Evaluation of Machine Learning Models in the Prediction of Water Quality Index for Selected Water Sources in Uyo, Akwa Ibom State, Nigeria

Traditional water‑quality monitoring relies on labor‑intensive sampling and manual index calculations, which can delay decision‑making and inflate costs, especially in developing regions. Recent advances in artificial intelligence have opened pathways to automate these assessments, allowing agencies to process large datasets quickly and allocate resources more efficiently. By leveraging machine‑learning techniques, municipalities can shift from periodic testing to near‑real‑time surveillance, improving compliance with environmental standards and protecting public health.

The Uyo study collected groundwater samples from four clans and measured pH, temperature, EC, TDS, DO, BOD, alkalinity, acidity, hardness, chlorides, sulphate, phosphate and nitrate. Six regression models were trained on this multidimensional data, with LassoLarsCV delivering a flawless fit (R² = 1.0, RMSE = 0, MAE = 0). Its success highlights the power of regularized linear models to capture complex relationships while preventing overfitting, a common challenge in environmental datasets. Even the runner‑up, Ridge Regression, posted an R² of 0.9999, underscoring that well‑tuned linear approaches can rival more complex ensembles in this domain.

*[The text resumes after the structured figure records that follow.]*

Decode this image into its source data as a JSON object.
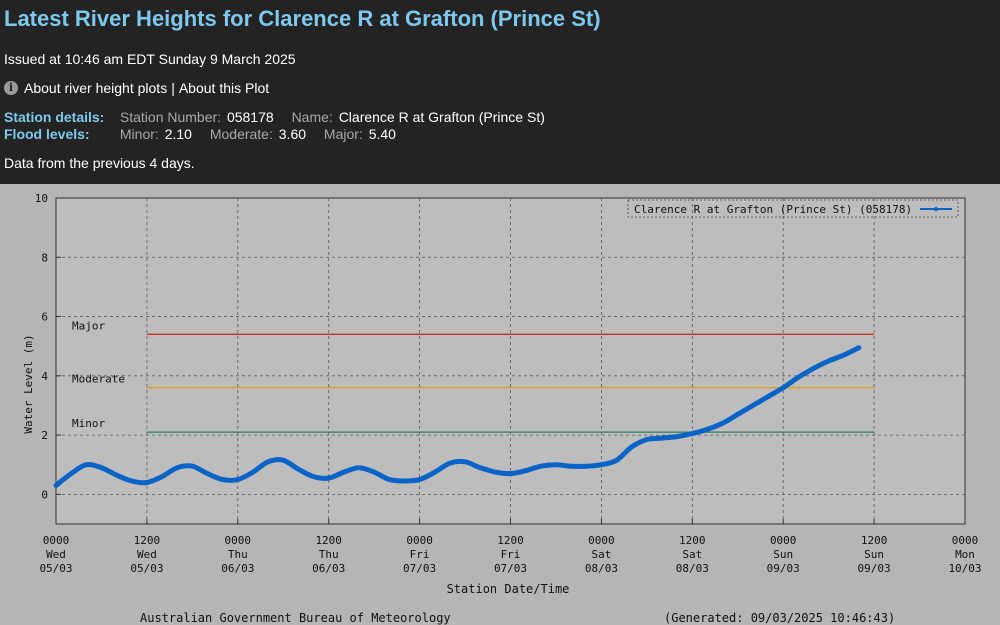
{
  "header": {
    "title": "Latest River Heights for Clarence R at Grafton (Prince St)",
    "issued": "Issued at 10:46 am EDT Sunday 9 March 2025",
    "link_about_plots": "About river height plots",
    "link_separator": "|",
    "link_about_this": "About this Plot"
  },
  "station": {
    "label": "Station details:",
    "number_label": "Station Number:",
    "number": "058178",
    "name_label": "Name:",
    "name": "Clarence R at Grafton (Prince St)"
  },
  "flood": {
    "label": "Flood levels:",
    "minor_label": "Minor:",
    "minor": "2.10",
    "moderate_label": "Moderate:",
    "moderate": "3.60",
    "major_label": "Major:",
    "major": "5.40"
  },
  "previous_note": "Data from the previous 4 days.",
  "footer": {
    "credit": "Australian Government Bureau of Meteorology",
    "generated": "(Generated: 09/03/2025 10:46:43)"
  },
  "colors": {
    "series": "#0a64c8",
    "major": "#cc2a2a",
    "moderate": "#d9a020",
    "minor": "#2e7d5a",
    "plot_bg": "#bdbdbd",
    "frame_bg": "#b5b5b5"
  },
  "chart_data": {
    "type": "line",
    "ylabel": "Water Level (m)",
    "xlabel": "Station Date/Time",
    "ylim": [
      -1,
      10
    ],
    "yticks": [
      0,
      2,
      4,
      6,
      8,
      10
    ],
    "grid": true,
    "legend_position": "top-right",
    "x_unit": "hours from 0000 Wed 05/03",
    "xlim": [
      0,
      120
    ],
    "xticks": [
      {
        "x": 0,
        "time": "0000",
        "day": "Wed",
        "date": "05/03"
      },
      {
        "x": 12,
        "time": "1200",
        "day": "Wed",
        "date": "05/03"
      },
      {
        "x": 24,
        "time": "0000",
        "day": "Thu",
        "date": "06/03"
      },
      {
        "x": 36,
        "time": "1200",
        "day": "Thu",
        "date": "06/03"
      },
      {
        "x": 48,
        "time": "0000",
        "day": "Fri",
        "date": "07/03"
      },
      {
        "x": 60,
        "time": "1200",
        "day": "Fri",
        "date": "07/03"
      },
      {
        "x": 72,
        "time": "0000",
        "day": "Sat",
        "date": "08/03"
      },
      {
        "x": 84,
        "time": "1200",
        "day": "Sat",
        "date": "08/03"
      },
      {
        "x": 96,
        "time": "0000",
        "day": "Sun",
        "date": "09/03"
      },
      {
        "x": 108,
        "time": "1200",
        "day": "Sun",
        "date": "09/03"
      },
      {
        "x": 120,
        "time": "0000",
        "day": "Mon",
        "date": "10/03"
      }
    ],
    "thresholds": [
      {
        "name": "Major",
        "value": 5.4,
        "x_start": 12,
        "x_end": 108
      },
      {
        "name": "Moderate",
        "value": 3.6,
        "x_start": 12,
        "x_end": 108
      },
      {
        "name": "Minor",
        "value": 2.1,
        "x_start": 12,
        "x_end": 108
      }
    ],
    "series": [
      {
        "name": "Clarence R at Grafton (Prince St) (058178)",
        "x": [
          0,
          2,
          4,
          6,
          8,
          10,
          12,
          14,
          16,
          18,
          20,
          22,
          24,
          26,
          28,
          30,
          32,
          34,
          36,
          38,
          40,
          42,
          44,
          46,
          48,
          50,
          52,
          54,
          56,
          58,
          60,
          62,
          64,
          66,
          68,
          70,
          72,
          74,
          76,
          78,
          80,
          82,
          84,
          86,
          88,
          90,
          92,
          94,
          96,
          98,
          100,
          102,
          104,
          106
        ],
        "y": [
          0.3,
          0.7,
          1.0,
          0.9,
          0.65,
          0.45,
          0.4,
          0.6,
          0.9,
          0.95,
          0.7,
          0.5,
          0.5,
          0.75,
          1.1,
          1.15,
          0.85,
          0.6,
          0.55,
          0.75,
          0.9,
          0.75,
          0.5,
          0.45,
          0.5,
          0.75,
          1.05,
          1.1,
          0.9,
          0.75,
          0.7,
          0.8,
          0.95,
          1.0,
          0.95,
          0.95,
          1.0,
          1.15,
          1.6,
          1.85,
          1.9,
          1.95,
          2.05,
          2.2,
          2.4,
          2.7,
          3.0,
          3.3,
          3.6,
          3.95,
          4.25,
          4.5,
          4.7,
          4.95
        ]
      }
    ]
  }
}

Beyond the academic proof‑of‑concept, the results signal a scalable solution for water‑resource managers worldwide. Integrating these predictive models with IoT‑enabled sensors could provide continuous GWQI updates, alerting officials to deteriorating conditions before they reach critical thresholds. Such proactive monitoring supports evidence‑based policy, optimizes treatment infrastructure investment, and ultimately safeguards communities that depend on safe groundwater supplies. As climate variability intensifies, AI‑driven water‑quality forecasting will become an essential component of resilient environmental stewardship.